Not to worry, said White's coach, Bud Keane. To hear him tell it, this was nothing short of the perfect contest, even though it included a fall by White on his second run on a Copper Mountain course slowed by windy, 10-degree weather and occasional light snow.

"This is the road to Sochi, not the road to Copper," Keane said. "We're keeping our eyes on the prize and we have every intention of winning."

Indeed, that road to Sochi is not so much about winning qualifying events as it is for managing the 27-year-old, two-time Olympic halfpipe champion who has struggled with balky ankles on and off for most of the past two years. His schedule has been doubled now that slopestyle is part of the Olympic program.

A tweaking of the left ankle during a fall on the halfpipe last week at the Dew Tour in Breckenridge "made the call for us" for the rest of the month, Keane said. "We had to do the right thing."

So, White withdrew from the slopestyle contest in Breckenridge and also from the halfpipe contest this week in Copper Mountain.

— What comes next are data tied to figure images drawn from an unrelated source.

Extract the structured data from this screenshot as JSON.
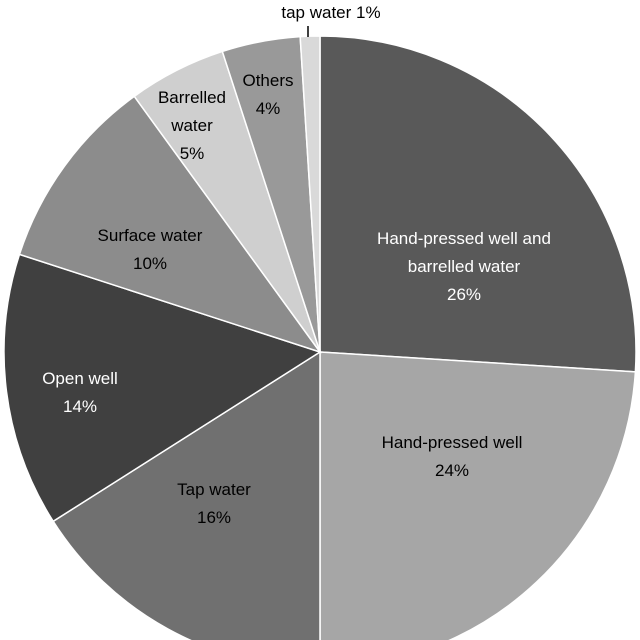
{
  "chart_data": {
    "type": "pie",
    "title": "",
    "start_angle_deg": 0,
    "direction": "clockwise",
    "slices": [
      {
        "label": "Hand-pressed well and barrelled water",
        "value": 26,
        "value_text": "26%",
        "label_lines": [
          "Hand-pressed well and",
          "barrelled water",
          "26%"
        ],
        "color": "#595959",
        "text_color": "#ffffff"
      },
      {
        "label": "Hand-pressed well",
        "value": 24,
        "value_text": "24%",
        "label_lines": [
          "Hand-pressed well",
          "24%"
        ],
        "color": "#a6a6a6",
        "text_color": "#000000"
      },
      {
        "label": "Tap water",
        "value": 16,
        "value_text": "16%",
        "label_lines": [
          "Tap water",
          "16%"
        ],
        "color": "#707070",
        "text_color": "#000000"
      },
      {
        "label": "Open well",
        "value": 14,
        "value_text": "14%",
        "label_lines": [
          "Open well",
          "14%"
        ],
        "color": "#404040",
        "text_color": "#ffffff"
      },
      {
        "label": "Surface water",
        "value": 10,
        "value_text": "10%",
        "label_lines": [
          "Surface water",
          "10%"
        ],
        "color": "#8c8c8c",
        "text_color": "#000000"
      },
      {
        "label": "Barrelled water",
        "value": 5,
        "value_text": "5%",
        "label_lines": [
          "Barrelled",
          "water",
          "5%"
        ],
        "color": "#cfcfcf",
        "text_color": "#000000"
      },
      {
        "label": "Others",
        "value": 4,
        "value_text": "4%",
        "label_lines": [
          "Others",
          "4%"
        ],
        "color": "#999999",
        "text_color": "#000000"
      },
      {
        "label": "tap water",
        "value": 1,
        "value_text": "1%",
        "label_lines": [
          "tap water 1%"
        ],
        "color": "#d9d9d9",
        "text_color": "#000000",
        "outside_label": true
      }
    ]
  }
}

His priority was this week's slopestyle, which doubles as a World Cup event — the only one in the United States before the Olympics — in which he needed a top-30 finish to fulfill the international requirement. White guaranteed himself the top 30 by making it through the qualification round Thursday.

His first run in the final, which included a 1260-degree double cork jump at the bottom, made him a good bet for a top-4 finish, which is the first, and easiest, way to make the U.S. team. After that run, White watched from a warming tent, as Horgmo scored a 94.75.

It meant White would have to ramp up the difficulty on his second run to get the win. "We had intended to bump it up, increase the score," Keane said. But the second run got derailed when White fell after jumping off the very first rail on the course.

"A little bit strange to see," said American Sage Kotsenburg, who finished 14th. "He's always so on point."

He is, indeed, a man who prides himself on riding cleaner and bigger than anyone, pretty much any time he's riding in public.

But this is no normal situation, and this is no normal year.

"Shaun's the best," Keane said. "When you've got an athlete like that who's capable of winning everything, the most heartbreaking thing would be to go to the Olympics and not to win. Managing the bumps and bruises and infirmities is part of getting a winner up to the top of the hill in position to win when it counts the most."

The next qualifier starts Jan. 8 in Breckenridge.

"Now, I get two weeks of practice," White said, as he hurried down the hill to catch a flight home.